To that end, we are providing lifesaving support for refugees in Syria and the region, meaning they don’t embark on dangerous journeys to Europe. It also plays a key role in tackling epidemics like Ebola in West Africa, saving hundreds of thousands of lives and preventing it spreading around the world, including Britain.

At September’s United Nations General Assembly meeting in New York the UK was the only country with a permanent seat on the UN Security Council, a 2% defence budget and a 0.7% development budget. These achievements clearly demonstrate Britain’s global leadership, that we are a compassionate country and one that keeps its promises.

At these meetings the international community agreed a set of goals to eradicate extreme poverty by 2030. Despite the encouraging progress made in the last 15 years, there are still 836 million people living in extreme poverty. Many of them are girls and women in some of the most dangerous and hard to reach places on earth and they need our help. What we are fighting is morally right and also firmly in Britain’s own interests and that is something we should all be proud of.

The development budget also enables us to promote British values of democracy, freedom of speech, justice and equality around the world. Through these values we have shaped, and continue to shape the world.

Our actions not only improve the lives of individual people across the world, but they also improve their country’s economic prospects, and in turn, our own prosperity in the UK. Driving economic growth and creating jobs helps developing countries lift themselves out of poverty while creating new markets for British businesses to invest in.

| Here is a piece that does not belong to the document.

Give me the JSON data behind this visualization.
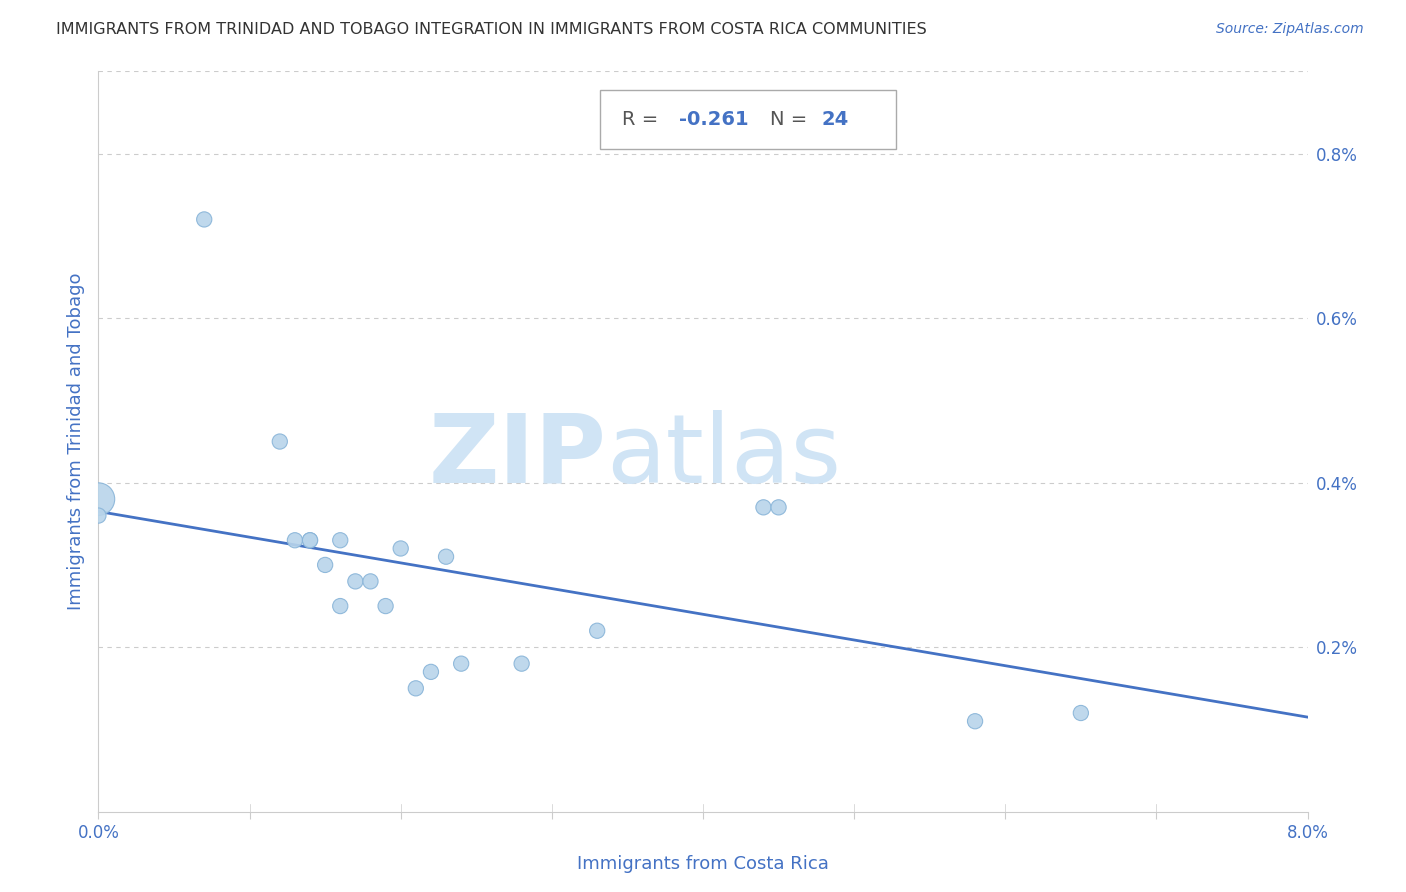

This Government is committed to delivering security for working people - this includes the economic security of a country that lives within its means and the security that comes from a properly funded National Health Service (NHS). That’s why we’ve taken action to protect the funding the NHS receives and increase the Department of Health’s budget in real terms year on year. We have absolutely no plans to change this.

Britain's development programme recognises that to protect our country's national security, our stability and prosperity at home, we need to promote security, stability and prosperity overseas. The Spending Review in 2015 will reaffirm our commitment to protect spending on schools, to invest in the NHS and in Britain’s national security.